Et ce gamin qui lui coûte tant. Quand il était marié, il ne voyait pas combien ça coûtait, puisque sa dépensière de femme couvrait tous les frais du môme. Alors quand elle a décidé de mourir d’une maladie coûteuse, il s’est demandé s’il n’aurait pas dû divorcer avant. À lui les frais d’obsèques ! Jusqu’au bout, elle lui aura pourri la vie, jusqu’au bout.

Il entend rentrer son fils. Son fils. Vraiment ? Si ce n’était le prix d’un test de paternité, il l’aurait déjà fait. Il voit bien que le petit a quelque chose à demander. Qu’il se dandine d’un pied sur l’autre. Qu’il cherche à exhiber son ventre. Sa ceinture. Ah oui. C’est bien. Bravo. Ça ne mange pas de pain, un compliment ça ne coûte rien.

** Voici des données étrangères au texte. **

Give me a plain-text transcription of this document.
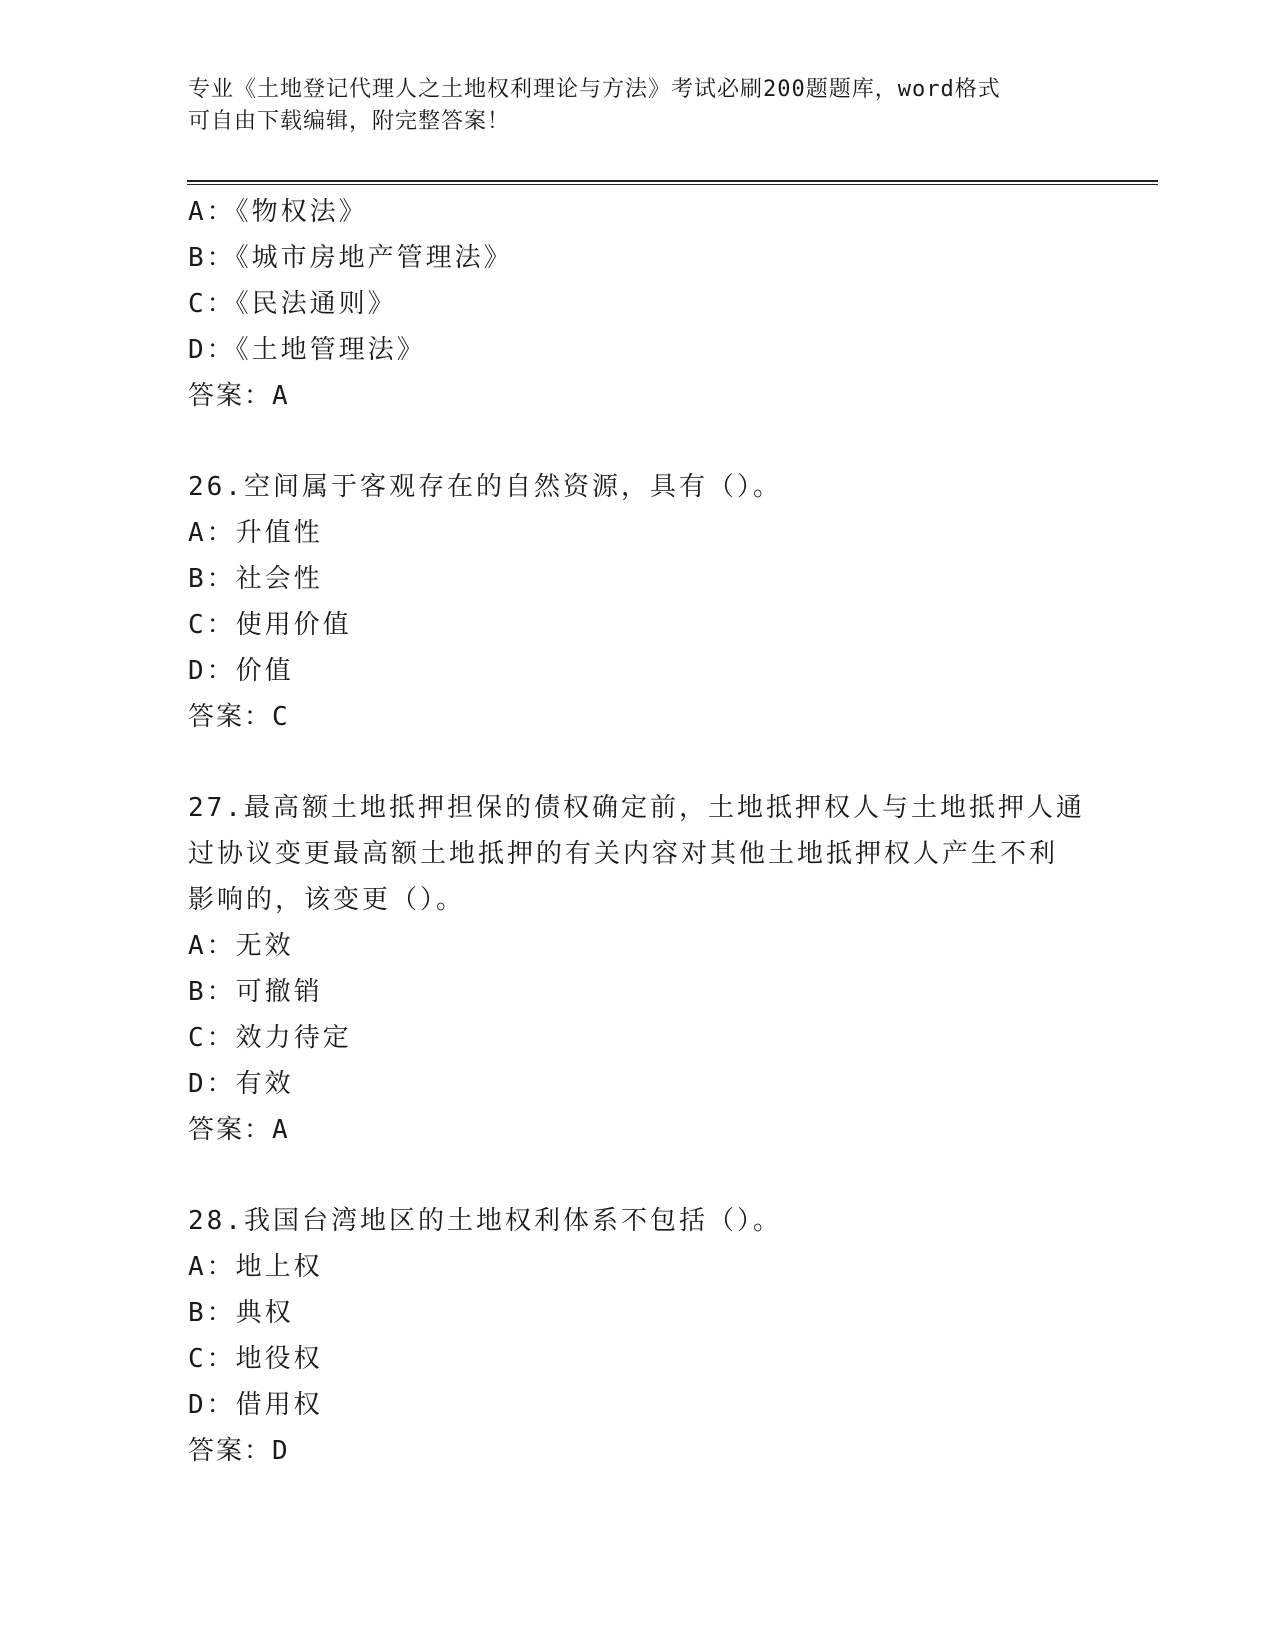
专业《土地登记代理人之土地权利理论与方法》考试必刷200题题库，word格式
可自由下载编辑，附完整答案！
A：《物权法》
B：《城市房地产管理法》
C：《民法通则》
D：《土地管理法》
答案：A
26.空间属于客观存在的自然资源，具有（）。
A：升值性
B：社会性
C：使用价值
D：价值
答案：C
27.最高额土地抵押担保的债权确定前，土地抵押权人与土地抵押人通
过协议变更最高额土地抵押的有关内容对其他土地抵押权人产生不利
影响的，该变更（）。
A：无效
B：可撤销
C：效力待定
D：有效
答案：A
28.我国台湾地区的土地权利体系不包括（）。
A：地上权
B：典权
C：地役权
D：借用权
答案：D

Pour le zoo… Faudra faire plus d’efforts, hein. Ce n’est pas encore pour cette fois. Allez, qu’il aille se laver. Au gant, n’est-ce pas, ce n’est pas le jour de la douche. Mais c’est bien, il fait des progrès. Le père soupire alors que le gamin va cacher sa frustration dans la salle de bain. Il le ruinera, ce môme !

Un bruit sourd le sort de ses pingres pensées. Un bruit qui lui fait froid dans le dos. Son fils. Il se passe quelque chose. Quand il entre dans la salle de bain, défonçant la porte sans même penser au coût des réparations, quand il arrache le montant de la douche pour enlever la ceinture de karaté qui y est accrochée, il se fout du pognon. Tout ce qui compte, aujourd’hui, tout ce qui compte, c’est une petite respiration, c’est ce souffle ténu, riche d’avenir, qui suinte de la gorge enserrée de son gamin décroché.

Après le zoo, qu’il lui dit, le père, pas avare de larmes, après le zoo, on ira au cirque. Tu le mérites, tu le mérites très fort. Toi et moi, on ira où tu veux, mon fils.